A recent McKinsey Global Survey found that organizations with high-performing analytics programs are nearly three times more likely than their low-performing peers to have executive sponsorship for their analytics program.
Comparing notes across the cohort, the fellows say the same is true in their school districts.
In his workshops, Adams incorporates data visualizations into an environment that gives the superintendents a chance to explore the information just as he would, drilling down into certain issues without judgment.
“We let the principals go through their day, function by function, just to see where they stand,” said Adams. “A lot of them have been through the reports that the state provides, but this kind of gives a clearer picture of where they are and how much they've gained from the previous year.”
The process is not designed to lead to specific conclusions, but rather to unearth other questions. The data can show what happened, but it is still up to the people in the room to ask why.
“The data gives us a chance to have powerful conversations about groups of children who might not be doing as well as they should,” said Adams.
Other Data Fellows described variations on the workshop concept. Many build “data walks” to allow educators to be equal participants in the analysis process rather than just the object of the findings.
While the style of a data walk can vary, the core concept is to get people up, walking, and engaged around a set of questions. Facilitators are not telling participants what to think, but taking them through the process and helping them come to conclusions together.
“When we were able to present the data first and show them some of the bright spots, we get more buy-in,” Simon said. “People can really see how they can use data to help their work.”
Allowing Data to Drive Conversations
Collaboration is a crucial piece of this culture-building, allowing people to quickly and easily share and build on each other’s findings. The Data Fellows say it is important is to create a safe space where the educators can see themselves in the data and talk about their experiences.

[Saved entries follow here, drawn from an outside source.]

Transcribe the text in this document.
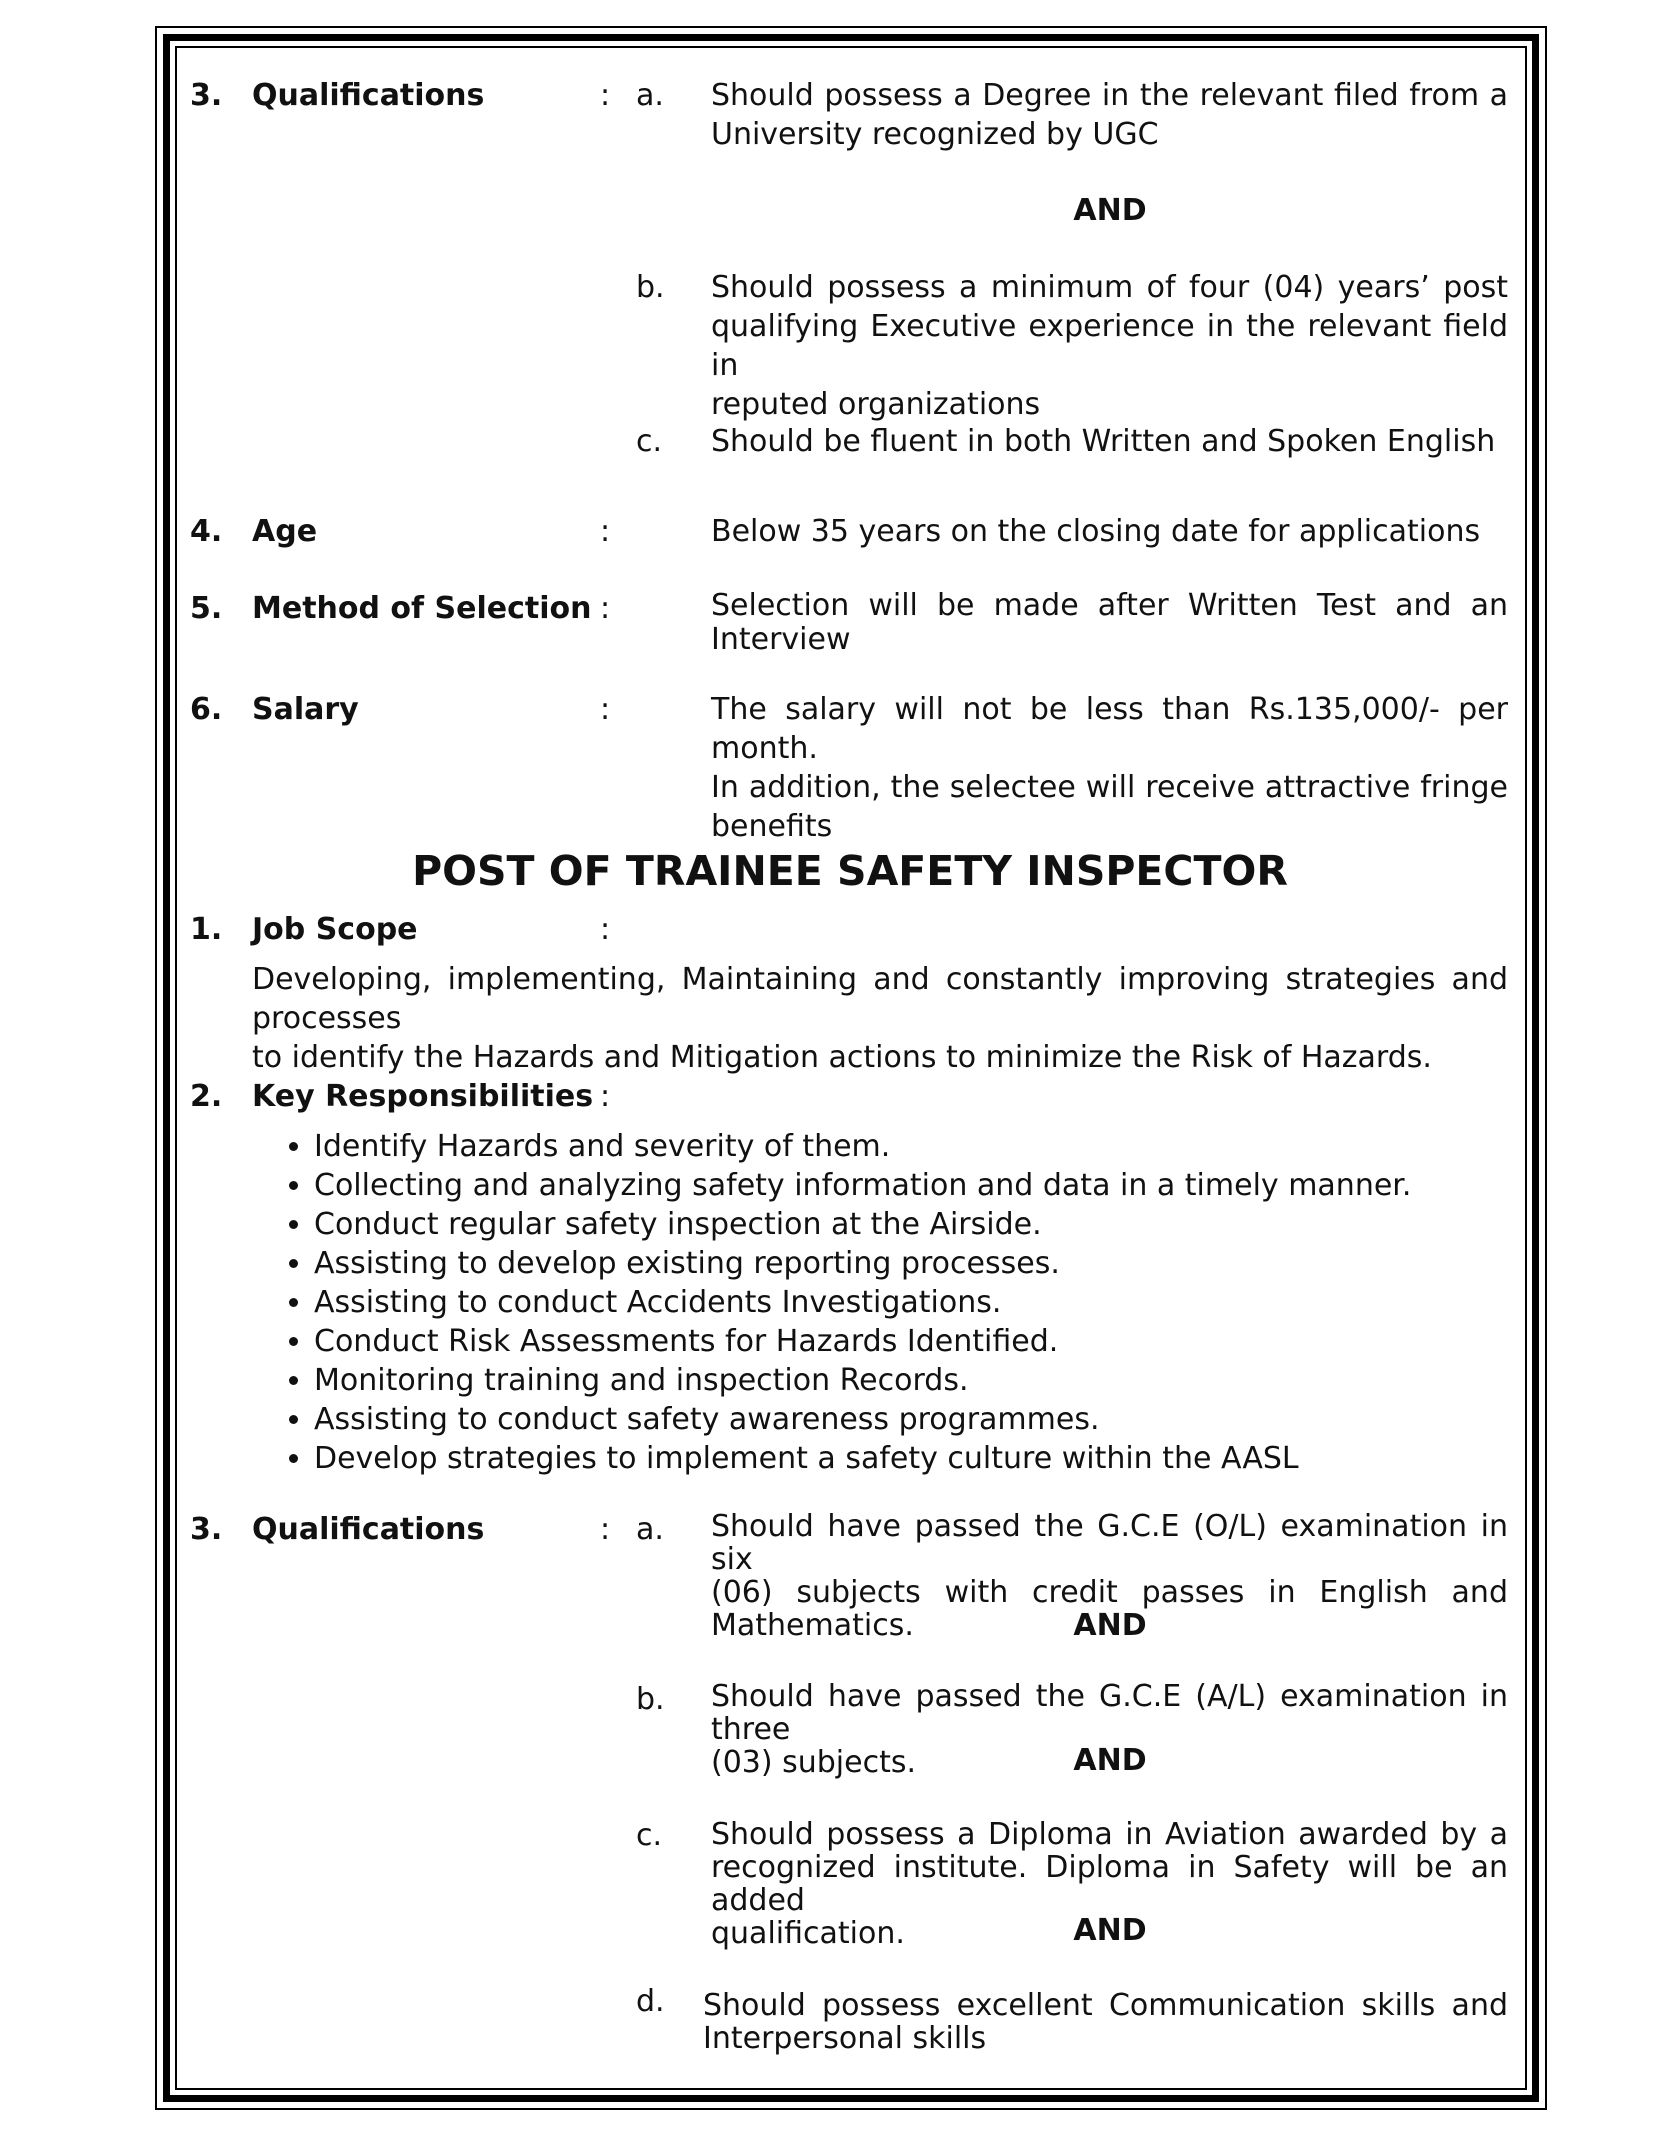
3. Qualifications	: a. Should possess a Degree in the relevant filed from a
University recognized by UGC
AND
b. Should possess a minimum of four (04) years’ post
qualifying Executive experience in the relevant field in
reputed organizations
c. Should be fluent in both Written and Spoken English
4. Age	:	Below 35 years on the closing date for applications
5. Method of Selection :	Selection will be made after Written Test and an
Interview
6. Salary	:	The salary will not be less than Rs.135,000/- per month.
In addition, the selectee will receive attractive fringe
benefits
POST OF TRAINEE SAFETY INSPECTOR
1. Job Scope	:
Developing, implementing, Maintaining and constantly improving strategies and processes
to identify the Hazards and Mitigation actions to minimize the Risk of Hazards.
2. Key Responsibilities :
• Identify Hazards and severity of them.
• Collecting and analyzing safety information and data in a timely manner.
• Conduct regular safety inspection at the Airside.
• Assisting to develop existing reporting processes.
• Assisting to conduct Accidents Investigations.
• Conduct Risk Assessments for Hazards Identified.
• Monitoring training and inspection Records.
• Assisting to conduct safety awareness programmes.
• Develop strategies to implement a safety culture within the AASL
3. Qualifications	: a. Should have passed the G.C.E (O/L) examination in six
(06) subjects with credit passes in English and
Mathematics.	AND
b. Should have passed the G.C.E (A/L) examination in three
(03) subjects.	AND
c. Should possess a Diploma in Aviation awarded by a
recognized institute. Diploma in Safety will be an added
qualification.	AND
d. Should possess excellent Communication skills and
Interpersonal skills
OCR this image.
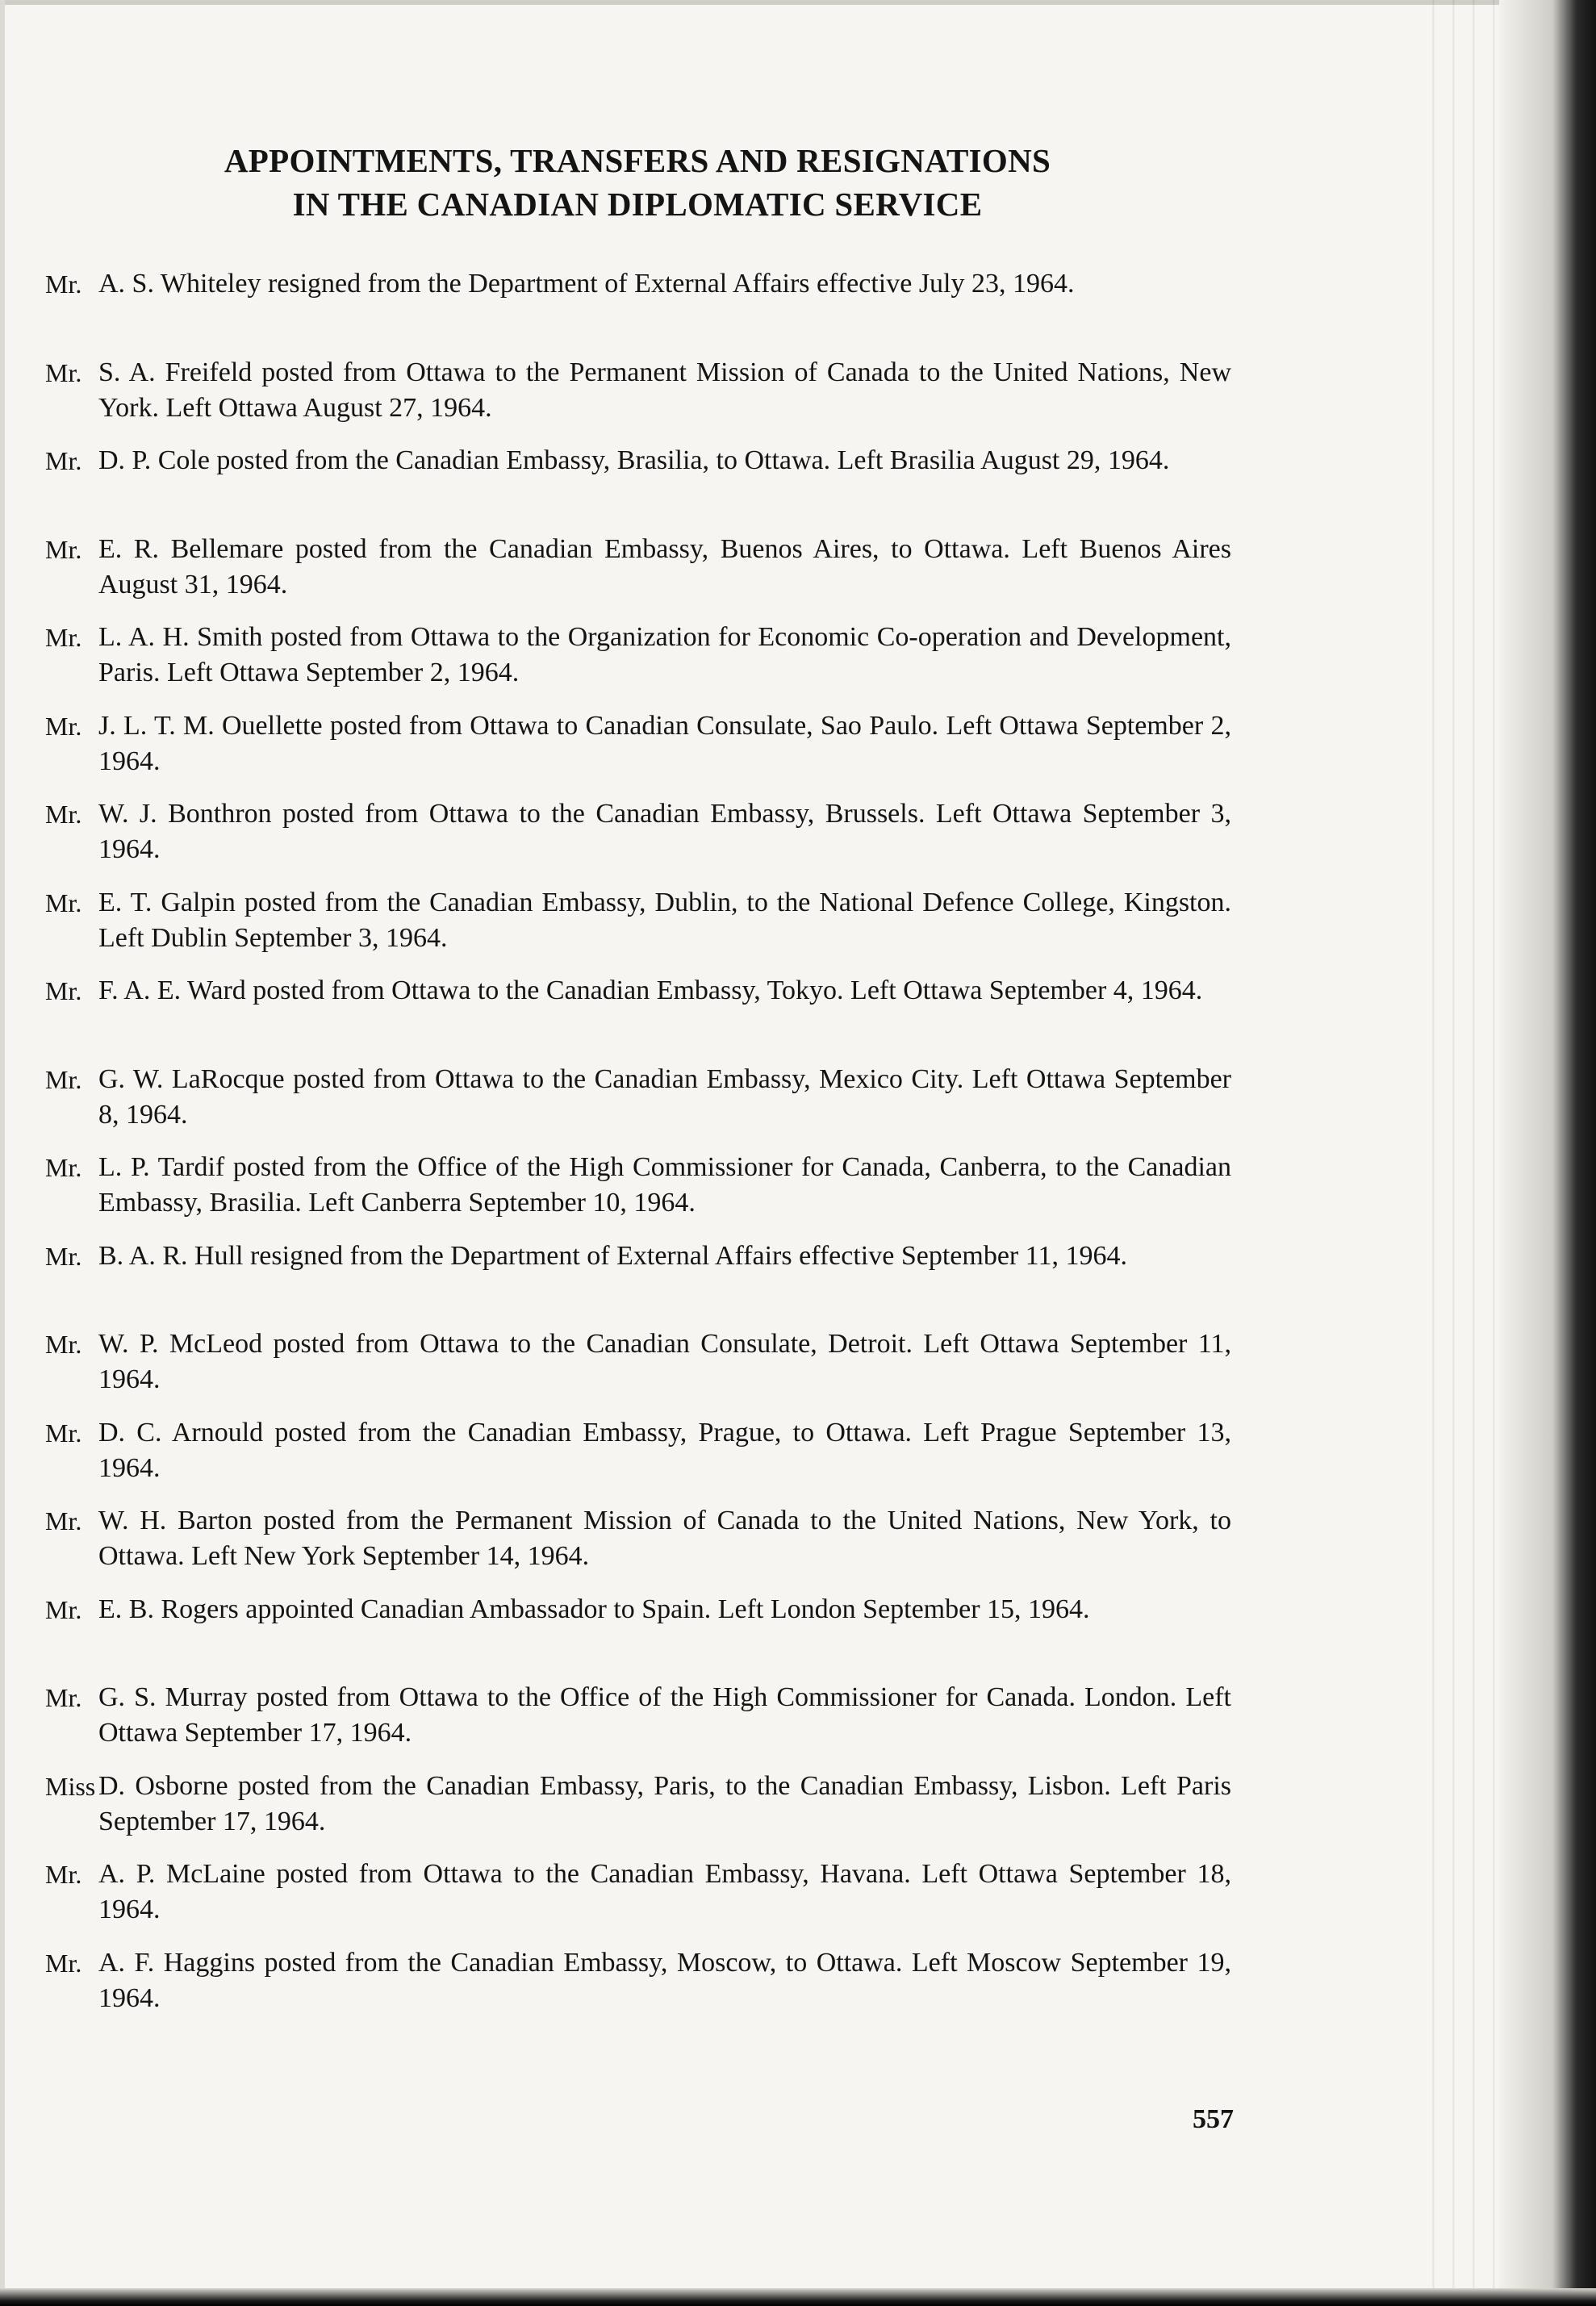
APPOINTMENTS, TRANSFERS AND RESIGNATIONS
IN THE CANADIAN DIPLOMATIC SERVICE
Mr. A. S. Whiteley resigned from the Department of External Affairs effective July 23, 1964.
Mr. S. A. Freifeld posted from Ottawa to the Permanent Mission of Canada to the United Nations, New York. Left Ottawa August 27, 1964.
Mr. D. P. Cole posted from the Canadian Embassy, Brasilia, to Ottawa. Left Brasilia August 29, 1964.
Mr. E. R. Bellemare posted from the Canadian Embassy, Buenos Aires, to Ottawa. Left Buenos Aires August 31, 1964.
Mr. L. A. H. Smith posted from Ottawa to the Organization for Economic Co-operation and Development, Paris. Left Ottawa September 2, 1964.
Mr. J. L. T. M. Ouellette posted from Ottawa to Canadian Consulate, Sao Paulo. Left Ottawa September 2, 1964.
Mr. W. J. Bonthron posted from Ottawa to the Canadian Embassy, Brussels. Left Ottawa September 3, 1964.
Mr. E. T. Galpin posted from the Canadian Embassy, Dublin, to the National Defence College, Kingston. Left Dublin September 3, 1964.
Mr. F. A. E. Ward posted from Ottawa to the Canadian Embassy, Tokyo. Left Ottawa September 4, 1964.
Mr. G. W. LaRocque posted from Ottawa to the Canadian Embassy, Mexico City. Left Ottawa September 8, 1964.
Mr. L. P. Tardif posted from the Office of the High Commissioner for Canada, Canberra, to the Canadian Embassy, Brasilia. Left Canberra September 10, 1964.
Mr. B. A. R. Hull resigned from the Department of External Affairs effective September 11, 1964.
Mr. W. P. McLeod posted from Ottawa to the Canadian Consulate, Detroit. Left Ottawa September 11, 1964.
Mr. D. C. Arnould posted from the Canadian Embassy, Prague, to Ottawa. Left Prague September 13, 1964.
Mr. W. H. Barton posted from the Permanent Mission of Canada to the United Nations, New York, to Ottawa. Left New York September 14, 1964.
Mr. E. B. Rogers appointed Canadian Ambassador to Spain. Left London September 15, 1964.
Mr. G. S. Murray posted from Ottawa to the Office of the High Commissioner for Canada. London. Left Ottawa September 17, 1964.
Miss D. Osborne posted from the Canadian Embassy, Paris, to the Canadian Embassy, Lisbon. Left Paris September 17, 1964.
Mr. A. P. McLaine posted from Ottawa to the Canadian Embassy, Havana. Left Ottawa September 18, 1964.
Mr. A. F. Haggins posted from the Canadian Embassy, Moscow, to Ottawa. Left Moscow September 19, 1964.
557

They’re more open about changes and where those changes could be seen in the metrics.
In doing so, the review and analysis of student-performance data becomes something that happens through teachers, not just to them during evaluations. Treasure Valley’s Weppner has even seen a physical change in people as they go through the process.
“We will have meetings where people are quite reserved. But then they get up for the data walks, and that's when the conversation really starts to generate,” she said.
By exploring data alongside educators in a trusted and secure environment, administrators can empower teachers to do what is necessary to help their students be successful.
“Ultimately, I believe these conversations help to set up a strong factor analysis,” said Zimmerman. “Once everyone has a shared idea of what we know, we can start looking into the strategies that are helping and that are hindering progress.”
In return, teachers have confidence that the district understands their reality as they make difficult decisions or advocate for increased resources.
These types of feedback loops are critical to rebuilding data culture and the trust needed for schools to not just survive but to thrive.
And with the Every Student Succeeds Act (ESSA) era dawning, educators at all levels have an opportunity to learn from the lessons of the NCLB experience.
Kurz is optimistic that change is possible. While working alongside teachers and administrators to dive deeper into the data, he’s seen attitudes quickly change.
“Once we start digging, they realize they have a lot of data. Initially, we help them with that, but in the long term, we want to build capacity in the local sites so they can do it themselves. My hope is that I'm working myself out of a job,” he said.